With 11 clinical triggers there are a total of 110 possible pairings (n*[n–1]). In order to reduce respondent burden we randomly varied the order of presenting any two triggers across subjects. This reduced the number of possible pairs in half to 55. By employing an incomplete pair design we further reduced the number of pairs presented by half again, randomly selecting 28 pairs to present to each subject. Based on feedback from pre-testing this was an acceptable number of items to complete taking 5–7 minutes.

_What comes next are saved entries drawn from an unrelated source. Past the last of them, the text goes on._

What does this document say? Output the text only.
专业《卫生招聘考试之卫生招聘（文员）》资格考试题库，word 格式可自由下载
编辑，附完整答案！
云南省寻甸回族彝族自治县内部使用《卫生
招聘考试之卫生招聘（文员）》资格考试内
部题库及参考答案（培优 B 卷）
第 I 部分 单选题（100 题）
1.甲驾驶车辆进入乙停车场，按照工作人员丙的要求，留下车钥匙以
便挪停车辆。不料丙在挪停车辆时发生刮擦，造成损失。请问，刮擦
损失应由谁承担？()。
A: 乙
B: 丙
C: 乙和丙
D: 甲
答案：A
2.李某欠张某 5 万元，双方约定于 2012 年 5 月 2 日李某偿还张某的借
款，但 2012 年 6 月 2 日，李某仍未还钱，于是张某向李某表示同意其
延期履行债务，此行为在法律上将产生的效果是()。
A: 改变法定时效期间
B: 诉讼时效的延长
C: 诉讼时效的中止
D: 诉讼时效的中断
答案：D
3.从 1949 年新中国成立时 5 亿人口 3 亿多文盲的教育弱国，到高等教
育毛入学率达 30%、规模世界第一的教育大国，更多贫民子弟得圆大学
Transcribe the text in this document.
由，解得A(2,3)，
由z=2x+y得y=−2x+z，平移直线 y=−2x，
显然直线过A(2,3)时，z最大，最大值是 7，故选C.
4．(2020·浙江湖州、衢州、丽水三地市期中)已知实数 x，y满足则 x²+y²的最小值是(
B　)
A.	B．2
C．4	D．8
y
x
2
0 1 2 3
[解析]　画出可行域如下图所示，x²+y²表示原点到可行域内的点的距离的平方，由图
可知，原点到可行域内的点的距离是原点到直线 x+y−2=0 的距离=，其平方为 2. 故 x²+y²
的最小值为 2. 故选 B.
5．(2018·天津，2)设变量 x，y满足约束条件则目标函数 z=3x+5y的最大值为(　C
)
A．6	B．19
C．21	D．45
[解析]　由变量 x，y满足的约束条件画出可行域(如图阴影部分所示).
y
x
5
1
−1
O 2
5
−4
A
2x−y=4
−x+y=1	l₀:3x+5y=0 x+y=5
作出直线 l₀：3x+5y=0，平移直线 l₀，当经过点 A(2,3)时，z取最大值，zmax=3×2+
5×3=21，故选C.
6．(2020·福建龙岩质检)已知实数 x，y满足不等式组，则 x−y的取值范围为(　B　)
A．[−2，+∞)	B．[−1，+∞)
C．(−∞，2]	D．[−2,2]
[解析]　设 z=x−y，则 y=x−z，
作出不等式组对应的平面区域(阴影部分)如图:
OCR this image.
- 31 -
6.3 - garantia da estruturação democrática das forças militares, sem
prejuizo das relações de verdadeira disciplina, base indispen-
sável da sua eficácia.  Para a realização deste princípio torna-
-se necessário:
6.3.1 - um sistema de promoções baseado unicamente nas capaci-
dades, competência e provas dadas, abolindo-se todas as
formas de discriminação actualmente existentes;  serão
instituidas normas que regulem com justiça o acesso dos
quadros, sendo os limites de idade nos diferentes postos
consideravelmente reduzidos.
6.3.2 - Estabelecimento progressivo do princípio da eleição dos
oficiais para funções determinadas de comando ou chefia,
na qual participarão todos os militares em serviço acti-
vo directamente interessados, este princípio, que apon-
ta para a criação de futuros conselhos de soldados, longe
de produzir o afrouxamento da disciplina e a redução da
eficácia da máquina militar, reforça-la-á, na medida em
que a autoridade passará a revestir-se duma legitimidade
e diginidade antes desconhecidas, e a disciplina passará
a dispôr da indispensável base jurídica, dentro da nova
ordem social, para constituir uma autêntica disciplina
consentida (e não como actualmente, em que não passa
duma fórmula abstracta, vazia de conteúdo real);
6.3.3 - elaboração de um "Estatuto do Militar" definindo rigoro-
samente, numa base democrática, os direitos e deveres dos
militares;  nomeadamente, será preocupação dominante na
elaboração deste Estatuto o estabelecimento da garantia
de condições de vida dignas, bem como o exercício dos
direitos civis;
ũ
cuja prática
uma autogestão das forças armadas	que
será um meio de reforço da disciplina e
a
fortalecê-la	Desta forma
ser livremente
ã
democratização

While the model takes into account the random differences between physician raters it does not directly estimate these variances for each trigger. With some assumptions allowing the use of identification constraints in a transformation of the estimated covariance matrix it is possible to recover a covariance matrix of the 11 triggers directly.33 This matrix was examined but the covariance pattern did not suggest any structure that contributed further to the understanding of the observed results. The models were estimated using Laplace approximations of the maximum likelihood as for binary outcomes in HLM 5.0, there is some evidence that these estimates are more accurate than the quasi-likelihood estimation and more computationally efficient than the simulation estimations used in MlwiN.33
While Figure 2 contains all of the information in the model, it can be difficult to appreciate the relative differences in distance between the 55 possible pairs of triggers for each physician group and the impact of those differences on the probability of choosing one clinical trigger over another. The entire pattern can be visualized on a more natural scale by transforming the relative distances back to a probability scale (Fig. 3).